In 1960, Herald also compiled twelve of Lightnin’s recordings from 1954, which had been released only as singles over the years, and issued them on an LP titled Lightnin’ and the Blues, though rather than trying to appeal to the folk audience, “J.S.” in the liner notes tried to exploit Lightnin’s mystique by stating that “nothing much is known about Sam Hopkins, and he is not one to venture any information…. The session and two bottles of gin were finished and Lightnin’ just shuffled away counting his money. We have not seen or heard from him since, but every time the phone rings we somehow hope we’ll hear his voice sayin’, ‘Man, I wrote a mess o’ new tunes for you.’”70

The response to Lightnin’ and the Blues among jazz and blues purists was negative. In the Saturday Review, critic (and coauthor of the book Jazzmen) Charles Edward Smith wrote: “No doubt he could do something with the electric guitar; he uses one here sometimes with deftness, though the overall impression is one of blatant sound. This impression is reinforced by added bass and drums and a souped-up juke box sound, leaving little room to hear what Lightnin’ could do, assuming he wanted to.”71

Also in 1960, Bobby Shad decided to issue recordings he made with Lightnin’ during the period from 1951 to 1953 on the Time label, including two of his biggest hits, “Hello Central” and “Coffee Blues.” But Shad decided to take a much more intellectual approach to contextualizing Hopkins’s music and was able to get Nat Hentoff, who was then coeditor of the Jazz Review, to write the liner notes. The LP, taking its title from Sam Charters’s book The Country Blues, is called Lightning Hopkins: Last of the Great Blues Singers. Shad, like the Mesners, was trying to capitalize on the new folk market and wanted to appeal to a young white audience looking to understand the blues.

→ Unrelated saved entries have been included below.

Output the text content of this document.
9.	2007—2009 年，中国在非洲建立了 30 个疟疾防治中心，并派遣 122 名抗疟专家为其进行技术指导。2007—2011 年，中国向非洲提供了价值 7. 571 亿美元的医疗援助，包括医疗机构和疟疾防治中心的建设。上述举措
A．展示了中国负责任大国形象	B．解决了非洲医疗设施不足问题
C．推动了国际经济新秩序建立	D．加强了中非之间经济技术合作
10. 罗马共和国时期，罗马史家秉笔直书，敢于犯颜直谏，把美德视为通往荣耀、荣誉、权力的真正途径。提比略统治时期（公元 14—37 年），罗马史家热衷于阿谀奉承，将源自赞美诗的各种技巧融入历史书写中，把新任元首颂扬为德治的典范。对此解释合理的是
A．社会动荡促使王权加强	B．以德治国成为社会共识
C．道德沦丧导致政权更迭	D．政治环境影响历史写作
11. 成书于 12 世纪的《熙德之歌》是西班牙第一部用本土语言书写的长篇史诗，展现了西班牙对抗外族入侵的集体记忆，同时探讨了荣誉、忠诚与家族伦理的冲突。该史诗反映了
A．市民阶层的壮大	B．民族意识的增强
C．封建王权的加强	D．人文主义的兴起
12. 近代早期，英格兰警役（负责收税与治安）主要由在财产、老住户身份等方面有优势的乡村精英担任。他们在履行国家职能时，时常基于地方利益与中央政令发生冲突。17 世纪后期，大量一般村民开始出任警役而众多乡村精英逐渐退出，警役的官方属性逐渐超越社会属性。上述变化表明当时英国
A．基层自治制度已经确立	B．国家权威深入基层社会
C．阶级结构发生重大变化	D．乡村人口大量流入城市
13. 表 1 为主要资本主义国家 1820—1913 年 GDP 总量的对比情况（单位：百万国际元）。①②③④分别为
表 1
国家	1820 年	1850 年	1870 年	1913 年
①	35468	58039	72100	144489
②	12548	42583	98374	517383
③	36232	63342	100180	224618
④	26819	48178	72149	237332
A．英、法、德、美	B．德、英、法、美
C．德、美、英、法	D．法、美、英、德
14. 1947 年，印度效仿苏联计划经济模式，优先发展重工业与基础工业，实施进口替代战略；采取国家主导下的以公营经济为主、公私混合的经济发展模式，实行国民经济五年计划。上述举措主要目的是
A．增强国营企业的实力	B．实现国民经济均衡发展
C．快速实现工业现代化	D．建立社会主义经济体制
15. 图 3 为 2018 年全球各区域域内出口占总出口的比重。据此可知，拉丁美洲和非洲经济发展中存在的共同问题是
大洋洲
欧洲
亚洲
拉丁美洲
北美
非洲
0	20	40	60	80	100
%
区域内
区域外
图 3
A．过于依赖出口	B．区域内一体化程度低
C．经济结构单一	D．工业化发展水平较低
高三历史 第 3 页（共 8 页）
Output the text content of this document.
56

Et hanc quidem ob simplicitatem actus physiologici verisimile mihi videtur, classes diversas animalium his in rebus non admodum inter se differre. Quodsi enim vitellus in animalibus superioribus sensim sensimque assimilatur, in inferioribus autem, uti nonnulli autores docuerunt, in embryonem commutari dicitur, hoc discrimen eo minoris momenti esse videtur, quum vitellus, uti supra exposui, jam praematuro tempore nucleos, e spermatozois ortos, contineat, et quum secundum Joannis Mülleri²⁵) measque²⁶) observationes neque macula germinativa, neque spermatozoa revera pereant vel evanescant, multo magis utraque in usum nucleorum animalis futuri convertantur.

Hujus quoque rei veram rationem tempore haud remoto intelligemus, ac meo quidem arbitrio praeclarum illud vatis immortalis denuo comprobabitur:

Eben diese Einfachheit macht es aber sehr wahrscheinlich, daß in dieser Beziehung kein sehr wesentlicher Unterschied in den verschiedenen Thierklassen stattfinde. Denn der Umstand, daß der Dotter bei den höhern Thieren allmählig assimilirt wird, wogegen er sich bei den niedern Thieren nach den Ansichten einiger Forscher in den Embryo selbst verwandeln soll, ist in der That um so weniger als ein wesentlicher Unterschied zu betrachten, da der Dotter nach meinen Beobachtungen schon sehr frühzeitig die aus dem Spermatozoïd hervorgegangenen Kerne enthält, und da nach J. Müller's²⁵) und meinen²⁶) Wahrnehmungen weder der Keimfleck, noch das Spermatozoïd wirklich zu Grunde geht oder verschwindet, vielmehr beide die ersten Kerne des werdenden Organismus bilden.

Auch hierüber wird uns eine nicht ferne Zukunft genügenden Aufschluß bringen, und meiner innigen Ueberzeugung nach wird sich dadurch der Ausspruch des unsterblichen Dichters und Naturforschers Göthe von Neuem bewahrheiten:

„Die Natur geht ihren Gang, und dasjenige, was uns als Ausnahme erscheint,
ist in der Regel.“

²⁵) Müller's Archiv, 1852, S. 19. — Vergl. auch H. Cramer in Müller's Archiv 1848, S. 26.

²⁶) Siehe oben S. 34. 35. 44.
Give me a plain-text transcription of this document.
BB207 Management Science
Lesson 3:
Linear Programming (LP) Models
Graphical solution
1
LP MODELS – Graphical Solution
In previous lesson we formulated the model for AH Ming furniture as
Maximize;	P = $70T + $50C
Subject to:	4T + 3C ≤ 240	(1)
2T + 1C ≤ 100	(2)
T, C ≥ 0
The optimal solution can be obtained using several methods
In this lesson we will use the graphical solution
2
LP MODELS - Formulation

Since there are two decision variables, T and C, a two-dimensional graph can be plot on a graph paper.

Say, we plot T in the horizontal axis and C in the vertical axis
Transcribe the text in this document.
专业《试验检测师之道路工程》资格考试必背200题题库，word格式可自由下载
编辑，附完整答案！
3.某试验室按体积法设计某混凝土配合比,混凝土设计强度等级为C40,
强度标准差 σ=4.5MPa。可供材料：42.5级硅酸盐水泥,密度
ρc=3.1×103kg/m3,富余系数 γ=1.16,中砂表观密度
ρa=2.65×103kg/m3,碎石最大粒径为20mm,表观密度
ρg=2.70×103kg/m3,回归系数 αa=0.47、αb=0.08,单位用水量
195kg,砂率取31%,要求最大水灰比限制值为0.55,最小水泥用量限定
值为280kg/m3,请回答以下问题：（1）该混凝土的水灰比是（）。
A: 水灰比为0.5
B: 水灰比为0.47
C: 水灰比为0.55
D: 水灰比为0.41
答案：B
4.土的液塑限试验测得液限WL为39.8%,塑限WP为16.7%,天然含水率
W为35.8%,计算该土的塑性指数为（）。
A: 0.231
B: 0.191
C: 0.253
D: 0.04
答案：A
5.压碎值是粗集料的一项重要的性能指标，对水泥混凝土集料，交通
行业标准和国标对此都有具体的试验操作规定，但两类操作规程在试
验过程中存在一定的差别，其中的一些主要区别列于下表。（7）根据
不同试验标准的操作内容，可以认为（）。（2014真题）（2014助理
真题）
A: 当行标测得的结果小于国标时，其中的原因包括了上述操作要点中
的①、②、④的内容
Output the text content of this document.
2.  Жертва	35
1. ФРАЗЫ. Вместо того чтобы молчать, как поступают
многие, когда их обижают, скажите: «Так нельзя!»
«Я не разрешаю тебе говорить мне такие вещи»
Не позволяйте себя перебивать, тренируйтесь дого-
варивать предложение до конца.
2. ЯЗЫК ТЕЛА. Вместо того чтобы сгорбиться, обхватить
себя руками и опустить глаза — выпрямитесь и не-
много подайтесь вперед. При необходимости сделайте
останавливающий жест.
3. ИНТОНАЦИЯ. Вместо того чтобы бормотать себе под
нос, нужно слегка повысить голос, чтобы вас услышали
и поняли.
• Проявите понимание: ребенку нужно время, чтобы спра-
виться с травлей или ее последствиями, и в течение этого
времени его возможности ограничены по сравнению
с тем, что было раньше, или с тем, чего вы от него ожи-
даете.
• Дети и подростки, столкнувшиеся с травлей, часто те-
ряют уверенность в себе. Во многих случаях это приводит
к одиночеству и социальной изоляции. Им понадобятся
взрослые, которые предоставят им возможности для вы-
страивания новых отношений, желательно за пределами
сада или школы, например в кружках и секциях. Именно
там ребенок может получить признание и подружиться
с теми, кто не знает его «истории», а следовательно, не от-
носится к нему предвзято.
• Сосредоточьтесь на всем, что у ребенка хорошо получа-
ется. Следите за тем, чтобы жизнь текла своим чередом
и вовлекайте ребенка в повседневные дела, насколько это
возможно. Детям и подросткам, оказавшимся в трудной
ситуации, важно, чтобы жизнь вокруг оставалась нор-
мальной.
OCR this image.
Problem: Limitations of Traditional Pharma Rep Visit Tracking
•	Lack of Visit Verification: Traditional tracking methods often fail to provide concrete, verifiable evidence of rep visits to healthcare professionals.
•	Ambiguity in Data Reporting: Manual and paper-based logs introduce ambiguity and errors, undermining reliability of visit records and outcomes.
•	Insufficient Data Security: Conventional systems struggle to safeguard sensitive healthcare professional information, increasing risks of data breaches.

Hentoff quoted heavily from McCormick’s article on Hopkins in the Jazz Review, in which he explained: “The essence of Lightning’s art is a specialized form of autobiography…. A line can have the blunt stab of T. S. Elliot [as McCormick pointed out] … ‘you ever see a one-eyed woman cry.’”72 But to McCormick’s assessment of Hopkins, Hentoff added, “It’s not all tragedy though. Lightning continues the blues tradition using irony as a weapon of survival as well as getting whatever peace of mind is possible under the circumstances…. In addition to the warm but cutting quality of his voice … is the extent to which he talk-sings his music. The result is the impression of completely spontaneous autobiography—a man talking about what he feels so that the natural phrasing of his speech blends easily and flowingly into his singing.”73 Then, in describing Lightnin’ performance style, Hentoff quoted from the Belgian critic Yannick Bruynoghe, who wrote that Hopkins’s guitar playing “is adapted to his speech as intimately as a second voice would be…. When he starts a chorus one can never tell where he’s aiming, how the phrases will be developed, and what sudden and abrupt changes he may introduce and bring to their logical conclusion.”74

The growing interest in Lightnin’s music made him reassess his attitude toward traveling. He liked playing for white audiences because he was getting paid more than he ever could in the Third Ward. Lomax Jr. had set a high standard for what Lightnin’ began to expect. He wanted someone to make his airplane arrangements, carry his guitar and suitcase, get him checked into the hotel, take him to the gig, take him back to the hotel, and make sure he had the beer and booze that he wanted. When he played the white club dates, there were always young, white guitar players, among others, who wanted to follow him around, buy him drinks, and provide for his needs and wishes.